Con la mostra del pittore Fuendetodos, il Palazzo dell’Aljafería, molto meno affollato della Basilica del Pilar (cinque milioni di visitatori all’anno), aspira a superare le 300.000 visite annue. Secondo la critica aragonese Desirée Orús, “molte più persone verranno all’Aljafería per vedere Goya rispetto al museo di Saragozza, anche se si tratta delle stesse opere”. E, secondo il direttore generale della Cultura del Governo autonomo, Pedro Olloqui, “visitare questo edificio con Goya è un’esperienza straordinaria e serve a rivendicare la componente aragonese dell’artista”. Goya, spiega Echeverría, era “un artista dirompente e di protesta, che rivendicava ciò che era suo”.

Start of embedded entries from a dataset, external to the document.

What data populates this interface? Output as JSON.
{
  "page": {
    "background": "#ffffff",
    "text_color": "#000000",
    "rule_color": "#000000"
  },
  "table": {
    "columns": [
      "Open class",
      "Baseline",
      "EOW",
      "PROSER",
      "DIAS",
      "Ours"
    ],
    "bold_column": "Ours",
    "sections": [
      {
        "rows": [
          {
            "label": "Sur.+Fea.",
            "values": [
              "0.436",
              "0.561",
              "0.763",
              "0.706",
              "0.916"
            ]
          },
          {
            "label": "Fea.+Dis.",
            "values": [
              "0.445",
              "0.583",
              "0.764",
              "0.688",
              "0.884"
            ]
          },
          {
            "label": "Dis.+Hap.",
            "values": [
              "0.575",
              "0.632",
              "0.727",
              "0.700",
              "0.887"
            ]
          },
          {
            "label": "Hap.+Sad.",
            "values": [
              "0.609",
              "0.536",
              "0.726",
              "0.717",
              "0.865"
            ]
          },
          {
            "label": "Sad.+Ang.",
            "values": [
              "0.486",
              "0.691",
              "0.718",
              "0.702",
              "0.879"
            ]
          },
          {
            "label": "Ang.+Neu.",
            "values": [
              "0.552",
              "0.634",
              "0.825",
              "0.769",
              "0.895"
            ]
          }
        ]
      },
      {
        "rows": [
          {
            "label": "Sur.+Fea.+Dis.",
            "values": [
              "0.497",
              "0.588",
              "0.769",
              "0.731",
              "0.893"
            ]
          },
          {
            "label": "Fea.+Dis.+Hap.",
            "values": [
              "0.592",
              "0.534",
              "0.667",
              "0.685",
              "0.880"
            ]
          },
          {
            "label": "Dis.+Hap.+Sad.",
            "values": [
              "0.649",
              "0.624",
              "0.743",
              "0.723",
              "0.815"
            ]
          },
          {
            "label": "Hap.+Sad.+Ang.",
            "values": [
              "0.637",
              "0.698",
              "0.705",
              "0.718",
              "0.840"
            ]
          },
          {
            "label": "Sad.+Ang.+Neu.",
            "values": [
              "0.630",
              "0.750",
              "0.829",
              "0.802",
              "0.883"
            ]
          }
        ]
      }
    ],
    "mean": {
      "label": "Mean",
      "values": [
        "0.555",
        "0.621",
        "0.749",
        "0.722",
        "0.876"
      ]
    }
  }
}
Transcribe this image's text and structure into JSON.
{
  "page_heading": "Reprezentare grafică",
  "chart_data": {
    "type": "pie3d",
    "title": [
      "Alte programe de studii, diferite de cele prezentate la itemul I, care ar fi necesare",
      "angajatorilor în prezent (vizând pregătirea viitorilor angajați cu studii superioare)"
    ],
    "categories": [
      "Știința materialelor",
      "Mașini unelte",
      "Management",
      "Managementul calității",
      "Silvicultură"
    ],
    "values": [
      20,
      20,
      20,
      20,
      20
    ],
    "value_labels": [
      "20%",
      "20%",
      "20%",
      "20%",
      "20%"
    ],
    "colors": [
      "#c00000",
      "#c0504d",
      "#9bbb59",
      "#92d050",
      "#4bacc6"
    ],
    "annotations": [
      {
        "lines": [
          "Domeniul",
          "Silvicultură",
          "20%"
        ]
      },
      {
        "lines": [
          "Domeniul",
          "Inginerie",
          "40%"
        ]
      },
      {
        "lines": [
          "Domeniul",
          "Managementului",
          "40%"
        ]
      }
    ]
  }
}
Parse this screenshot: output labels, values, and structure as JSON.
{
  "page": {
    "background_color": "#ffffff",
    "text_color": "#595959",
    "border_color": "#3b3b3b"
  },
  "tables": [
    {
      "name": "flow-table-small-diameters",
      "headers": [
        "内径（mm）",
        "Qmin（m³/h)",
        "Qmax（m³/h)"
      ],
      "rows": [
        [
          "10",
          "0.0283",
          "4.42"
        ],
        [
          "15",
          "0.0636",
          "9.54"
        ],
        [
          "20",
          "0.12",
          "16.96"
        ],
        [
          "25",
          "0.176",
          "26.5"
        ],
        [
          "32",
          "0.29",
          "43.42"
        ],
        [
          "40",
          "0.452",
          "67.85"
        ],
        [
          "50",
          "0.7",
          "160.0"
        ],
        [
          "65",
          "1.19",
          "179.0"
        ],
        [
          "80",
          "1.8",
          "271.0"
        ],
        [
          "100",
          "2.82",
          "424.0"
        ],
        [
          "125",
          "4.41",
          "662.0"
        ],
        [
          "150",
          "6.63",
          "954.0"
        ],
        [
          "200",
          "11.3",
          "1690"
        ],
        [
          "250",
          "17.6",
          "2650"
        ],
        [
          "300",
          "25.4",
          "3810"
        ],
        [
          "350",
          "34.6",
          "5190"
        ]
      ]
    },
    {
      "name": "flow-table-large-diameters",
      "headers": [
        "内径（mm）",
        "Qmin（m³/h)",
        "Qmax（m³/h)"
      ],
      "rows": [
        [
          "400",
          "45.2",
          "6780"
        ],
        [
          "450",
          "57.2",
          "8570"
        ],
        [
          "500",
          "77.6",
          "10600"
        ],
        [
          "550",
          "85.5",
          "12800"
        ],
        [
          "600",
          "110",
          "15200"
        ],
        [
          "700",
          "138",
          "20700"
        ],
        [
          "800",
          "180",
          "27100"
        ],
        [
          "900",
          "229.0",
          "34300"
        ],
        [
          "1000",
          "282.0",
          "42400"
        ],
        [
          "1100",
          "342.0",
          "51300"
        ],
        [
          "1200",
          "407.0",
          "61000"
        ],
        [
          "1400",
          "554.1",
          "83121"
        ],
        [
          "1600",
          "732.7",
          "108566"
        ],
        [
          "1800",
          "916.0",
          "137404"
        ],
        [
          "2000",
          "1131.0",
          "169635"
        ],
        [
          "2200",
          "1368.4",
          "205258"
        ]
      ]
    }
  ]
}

Il suo busto di Mariano Benlliure, replicato anche nelle statuette dei premi Goya per il cinema spagnolo, è quello che dà il benvenuto alla mostra. E da lì continente e contenuto vanno di pari passo. L’architetto Jorge Ruiz Ampuero è stato incaricato di musealizzare il palazzo con due colori predominanti, il blu e l’arancione, poiché sono i principali della decorazione mudéjar del pavimento e dei soffitti a cassettoni dell’Aljafería, e di adattare i moduli in modo che “ciascuno la stanza ottiene “un migliore godimento dell’opera e l’esperienza di contemplare Goya in un ambiente eccezionale”.
Il Palazzo dell’Aljafería, che fu anche una caserma durante gli Assedi, oggi ospita alcune delle opere, espressione di quella Guerra d’Indipendenza che Goya dipinse come nessun altro. Ma anche il suo Testa d’angelo, Entra la Lettera col sangue o Il sogno di San Giuseppee contestualizzare i suoi preamboli, apprendimenti e ispirazioni con opere di artisti come i fratelli Bayeu, José Luzán o Corrado Giaquinto. Nei prossimi due anni, la durata prevista dei lavori di ristrutturazione del Museo di Saragozza, la già impressionante visita all’Aljafería avrà un ulteriore incentivo poiché la mostra è inclusa nella visita giornaliera per soli due euro in più rispetto al prezzo del biglietto. cinque euro dell’ingresso abituale.